Vatican City (AsiaNews) - It is in a new combination of subsidiarity and solidarity that one can find "the key" for transforming globalisation - with its positive and negative effects on society - into a "civilisation of the common good". This is the "wager" in play at the plenary session of the Pontifical Academy of Social Sciences, meeting from today until May 6 to examine the theme "Pursuing the Common Good: How Solidarity and Subsidiarity Can Work Together".

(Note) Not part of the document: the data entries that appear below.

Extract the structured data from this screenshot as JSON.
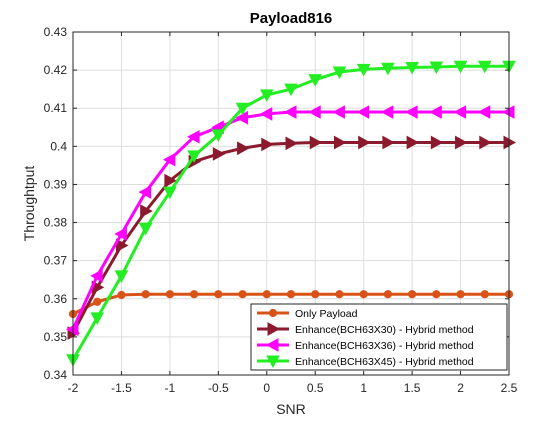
{
  "chart_data": {
    "type": "line",
    "title": "Payload816",
    "xlabel": "SNR",
    "ylabel": "Throughtput",
    "xlim": [
      -2,
      2.5
    ],
    "ylim": [
      0.34,
      0.43
    ],
    "grid": true,
    "legend_position": "bottom-right",
    "x_ticks": [
      -2,
      -1.5,
      -1,
      -0.5,
      0,
      0.5,
      1,
      1.5,
      2,
      2.5
    ],
    "x_tick_labels": [
      "-2",
      "-1.5",
      "-1",
      "-0.5",
      "0",
      "0.5",
      "1",
      "1.5",
      "2",
      "2.5"
    ],
    "y_ticks": [
      0.34,
      0.35,
      0.36,
      0.37,
      0.38,
      0.39,
      0.4,
      0.41,
      0.42,
      0.43
    ],
    "y_tick_labels": [
      "0.34",
      "0.35",
      "0.36",
      "0.37",
      "0.38",
      "0.39",
      "0.4",
      "0.41",
      "0.42",
      "0.43"
    ],
    "x": [
      -2,
      -1.75,
      -1.5,
      -1.25,
      -1,
      -0.75,
      -0.5,
      -0.25,
      0,
      0.25,
      0.5,
      0.75,
      1,
      1.25,
      1.5,
      1.75,
      2,
      2.25,
      2.5
    ],
    "series": [
      {
        "name": "Only Payload",
        "color": "#D95319",
        "marker": "circle",
        "values": [
          0.356,
          0.3592,
          0.361,
          0.3612,
          0.3612,
          0.3612,
          0.3612,
          0.3612,
          0.3612,
          0.3612,
          0.3612,
          0.3612,
          0.3612,
          0.3612,
          0.3612,
          0.3612,
          0.3612,
          0.3612,
          0.3612
        ]
      },
      {
        "name": "Enhance(BCH63X30) - Hybrid method",
        "color": "#8B1A2E",
        "marker": "triangle-right",
        "values": [
          0.351,
          0.363,
          0.374,
          0.383,
          0.391,
          0.396,
          0.398,
          0.3995,
          0.4005,
          0.4008,
          0.401,
          0.401,
          0.401,
          0.401,
          0.401,
          0.401,
          0.401,
          0.401,
          0.401
        ]
      },
      {
        "name": "Enhance(BCH63X36) - Hybrid method",
        "color": "#FF00FF",
        "marker": "triangle-left",
        "values": [
          0.352,
          0.366,
          0.377,
          0.388,
          0.3965,
          0.4025,
          0.405,
          0.4075,
          0.4085,
          0.409,
          0.409,
          0.409,
          0.409,
          0.409,
          0.409,
          0.409,
          0.409,
          0.409,
          0.409
        ]
      },
      {
        "name": "Enhance(BCH63X45) - Hybrid method",
        "color": "#22EE22",
        "marker": "triangle-down",
        "values": [
          0.344,
          0.355,
          0.366,
          0.3785,
          0.388,
          0.3975,
          0.403,
          0.41,
          0.4135,
          0.415,
          0.4175,
          0.4195,
          0.4202,
          0.4205,
          0.4207,
          0.4208,
          0.421,
          0.421,
          0.421
        ]
      }
    ]
  }
}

The general purpose of the meeting, presented today at the Vatican, "is to give new meaning and application to the concept of common good in this age of globalisation, which in certain fields is leading to growing inequalities and social injustice, lacerations and fragmentations of the social fabric, in short, to the destruction of common goods throughout the world. This does not mean supporting the thesis that globalisation is only a negative process, but rather highlighting, studying and enhancing the positive elements it entails as specific opportunities that need support and governance in order to produce those common goods that can make society more human in the near future".
There will also be analysis of the principles of Catholic social doctrine - often misinterpreted or viewed in a reductionist manner - regarding their correct interpretation and application, with special attention to their articulations and interconnections. "It is a matter of making the reciprocity, complementarity and correlations that structure them stand out clearly. The working hypothesis is that the abstract concept of common good can be concretely defined as 'common goods as relational goods'".
"At the practical-operational level, some case studies on good practices will be presented, which are useful to verify the hypothesis according to which a new combination of subsidiarity and solidarity can nurture those social processes that activate and cause the circulation of gifts and the social reciprocity from which common goods, intended as relational goods, proceed. These are the products of an authentically civil society. The good practices that will be discussed are: new forms of solidary and subsidiary economy (the 'economy of communion' and the 'Food Bank'); shared access (peer to peer) to information goods on communication networks (the Internet); the new 'Local Alliances for the Family' (born in Germany and spreading throughout Europe); subsidiary educational activities in developing countries (intervention in a local community in Salvador, Bahia); third sector organisations using the instrument of micro-credit for social, economic and human development".